The v1 format (getRowsBuffer()) is still available and fully supported.

typescript
// V1 (unchanged)
const bufV1 = wb.getRowsBuffer('Sheet1');

// V2 (new): inline strings, better for streaming decoders
const bufV2 = wb.getRowsBufferV2('Sheet1');

Use v2 when building custom streaming decoders or when you need to decode rows incrementally. For most use cases, the higher-level APIs (getRows(), getRowsRaw(), SheetData) handle format selection automatically.

Copy-on-Write Save

Workbooks opened in lazy mode use a copy-on-write save pipeline. When you save a lazy-opened workbook without modifying any sheets, unchanged sheet XML is written directly from the original ZIP entry without being parsed and re-serialized. This reduces save latency for workflows that modify only a subset of sheets.

typescript
// Open large file, modify one sheet, save
const wb = await Workbook.open('100-sheets.xlsx');
wb.setCellValue('Sheet1', 'A1', 'Updated');
await wb.save('output.xlsx');
// Only Sheet1 is re-serialized. The other 99 sheets are copied as-is.

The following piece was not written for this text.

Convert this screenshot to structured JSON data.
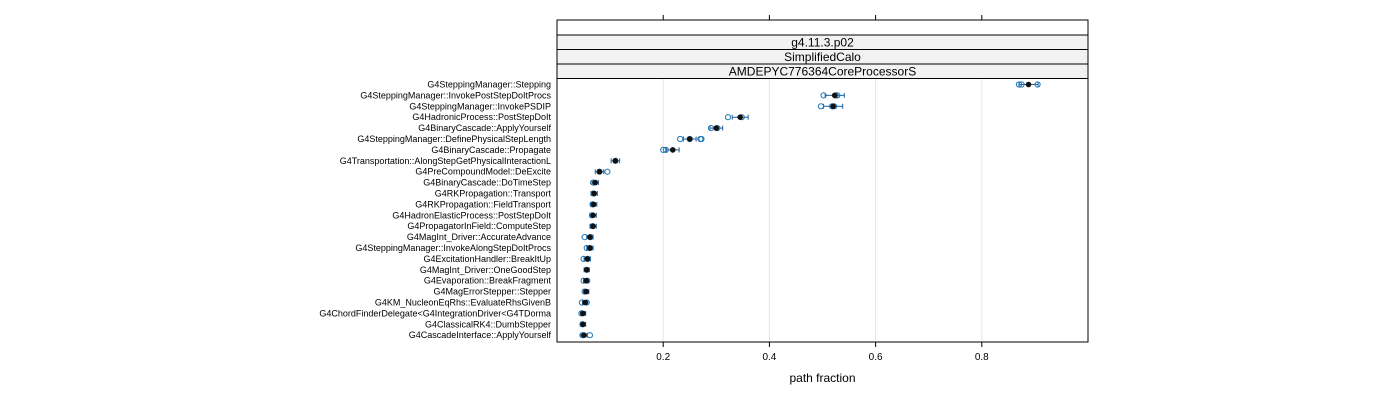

This is transparent and requires no code changes. Modified sheets are tracked automatically via per-sheet dirty flags.

Full Migration Checklist

  1. Replace parseMode: 'full' with readMode: 'eager' (or remove it to use the default 'lazy').
  2. Replace parseMode: 'readfast' with readMode: 'lazy'.
  3. Replace getRowsIterator() with openSheetReader() and update to async iteration.
  4. If you rely on all auxiliary parts being available immediately after open, add auxParts: 'eager' to your open options.
  5. Test that cell-access methods still work -- lazy mode hydrates sheets transparently.
  6. Consider using readMode: 'stream' with openSheetReader() for very large files where you do not need random cell access.

Compatibility Notes

  • The old JsOpenOptions type with sheetRows, sheets, maxUnzipSize, and maxZipEntries fields is still accepted by all open methods. Only parseMode is not recognized.
  • getRowsIterator() still exists and works. It is not removed, but openSheetReader() is preferred for new code because it provides true bounded-memory streaming.
  • getRowsBuffer() (v1) is not deprecated. V1 and V2 formats coexist.
  • All sync methods (openSync, saveSync, openBufferSync, writeBufferSync) continue to work unchanged.

Released under the MIT / Apache-2.0 License.